HDF5 Identify does not handle files with user data at the beginning

In an HDF5 file, the superblock need not start at beginning, we are required to search for it at specific offsets. HDF5Dataset::Identify should probably use H5Fis_hdf5 function to identify an HDF rather than look for the signature in poOpenInfo->pabyHeader.

We have some NOAA data that does not work with GDAL because the superblock starts at 1024 (prefixed with XML).

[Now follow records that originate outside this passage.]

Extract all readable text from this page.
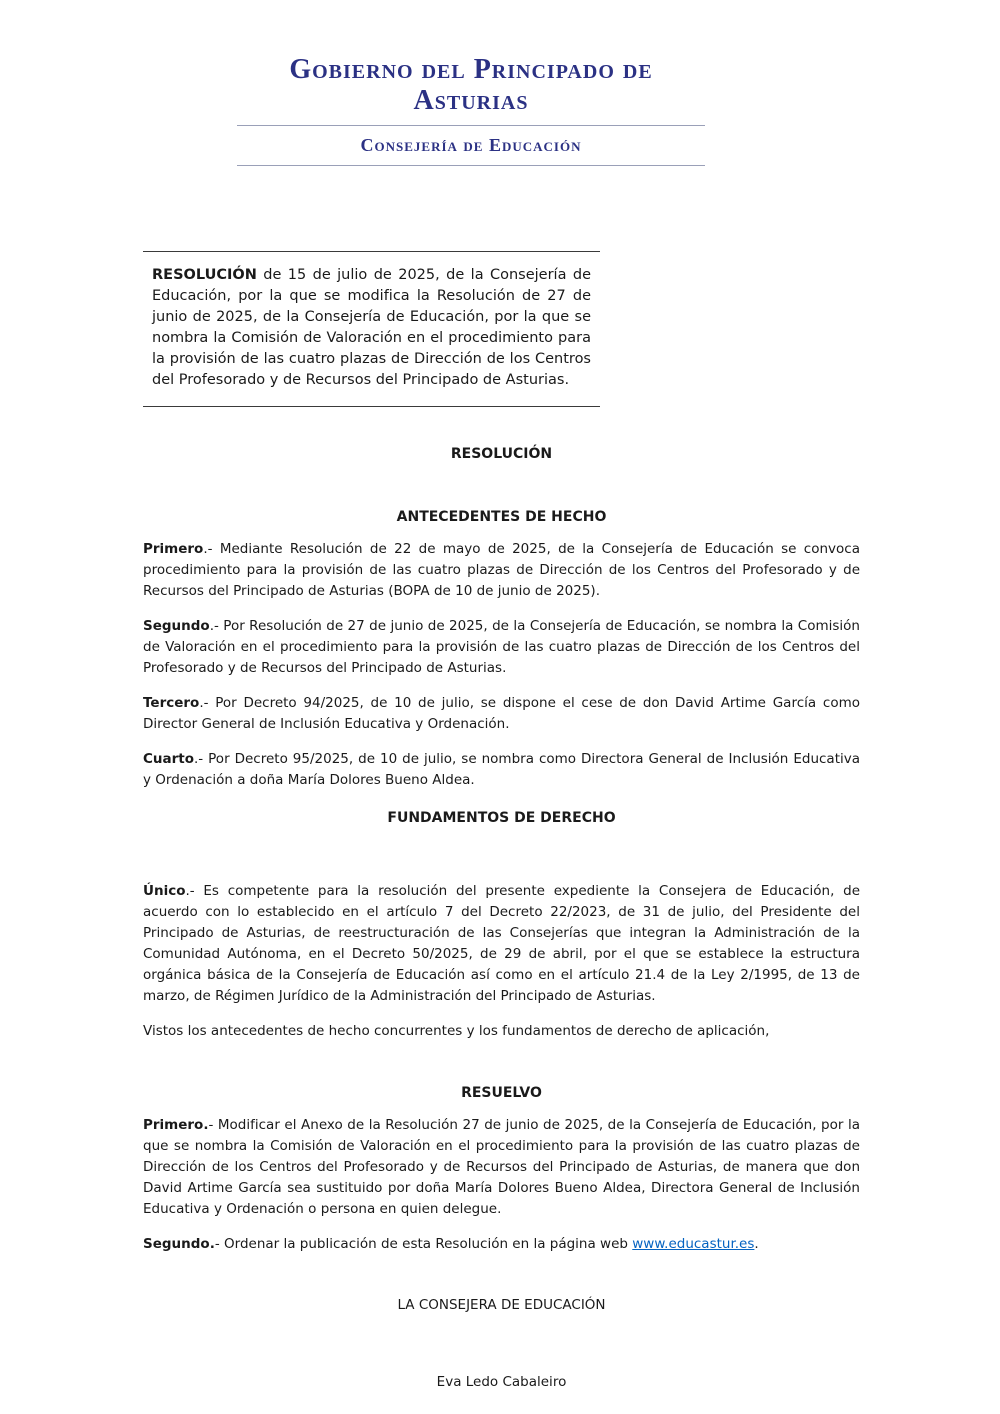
Gobierno del Principado de Asturias
Consejería de Educación

RESOLUCIÓN de 15 de julio de 2025, de la Consejería de Educación, por la que se modifica la Resolución de 27 de junio de 2025, de la Consejería de Educación, por la que se nombra la Comisión de Valoración en el procedimiento para la provisión de las cuatro plazas de Dirección de los Centros del Profesorado y de Recursos del Principado de Asturias.

RESOLUCIÓN
ANTECEDENTES DE HECHO

Primero.- Mediante Resolución de 22 de mayo de 2025, de la Consejería de Educación se convoca procedimiento para la provisión de las cuatro plazas de Dirección de los Centros del Profesorado y de Recursos del Principado de Asturias (BOPA de 10 de junio de 2025).

Segundo.- Por Resolución de 27 de junio de 2025, de la Consejería de Educación, se nombra la Comisión de Valoración en el procedimiento para la provisión de las cuatro plazas de Dirección de los Centros del Profesorado y de Recursos del Principado de Asturias.

Tercero.- Por Decreto 94/2025, de 10 de julio, se dispone el cese de don David Artime García como Director General de Inclusión Educativa y Ordenación.

Cuarto.- Por Decreto 95/2025, de 10 de julio, se nombra como Directora General de Inclusión Educativa y Ordenación a doña María Dolores Bueno Aldea.

FUNDAMENTOS DE DERECHO

Único.- Es competente para la resolución del presente expediente la Consejera de Educación, de acuerdo con lo establecido en el artículo 7 del Decreto 22/2023, de 31 de julio, del Presidente del Principado de Asturias, de reestructuración de las Consejerías que integran la Administración de la Comunidad Autónoma, en el Decreto 50/2025, de 29 de abril, por el que se establece la estructura orgánica básica de la Consejería de Educación así como en el artículo 21.4 de la Ley 2/1995, de 13 de marzo, de Régimen Jurídico de la Administración del Principado de Asturias.

Vistos los antecedentes de hecho concurrentes y los fundamentos de derecho de aplicación,

RESUELVO

Primero.- Modificar el Anexo de la Resolución 27 de junio de 2025, de la Consejería de Educación, por la que se nombra la Comisión de Valoración en el procedimiento para la provisión de las cuatro plazas de Dirección de los Centros del Profesorado y de Recursos del Principado de Asturias, de manera que don David Artime García sea sustituido por doña María Dolores Bueno Aldea, Directora General de Inclusión Educativa y Ordenación o persona en quien delegue.

Segundo.- Ordenar la publicación de esta Resolución en la página web www.educastur.es.

LA CONSEJERA DE EDUCACIÓN
Eva Ledo Cabaleiro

The issue is that Identify() is supposed to run fast and not open any file, what H5Fis_hdf5() would do. H5Fis_hdf5() calls H5F_locate_signature() which has this interesting info :

 * Function:	H5F_locate_signature
 * Purpose:	Finds the HDF5 superblock signature in a file.	The signature
 *		can appear at address 0, or any power of two beginning with
 *		512.

Do you have a link to those NOAA data ? Perhaps we could call H5Fis_hdf5() only if the extension is .h5 if those files do use it ?

I have checked in the change made to support NOAA in 1.8-esri (r22971). These HDFs start with an XML block "<HDF_UserBlock>", the Identify function looks for this and calls H5Fis_hdf5. We are using H5Fis_hdf5 to search for the superblock in this case to avoid assumptions about the XML block size.

    if( poOpenInfo->pabyHeader )
        if( memcmp(poOpenInfo->pabyHeader,achSignature,8) == 0 )
            return TRUE;

        if( memcmp(poOpenInfo->pabyHeader,"<HDF_UserBlock>",15) == 0)
            if( H5Fis_hdf5(poOpenInfo->pszFilename) )
              return TRUE;

Will try to attach a sample to this ticket (checking if we have permission to distribute samples).

r22973 /trunk/gdal/frmts/hdf5/hdf5dataset.cpp: HDF5: Fix to identify datasets whose header doesn't start with the typical signature but with some XML content (#4196)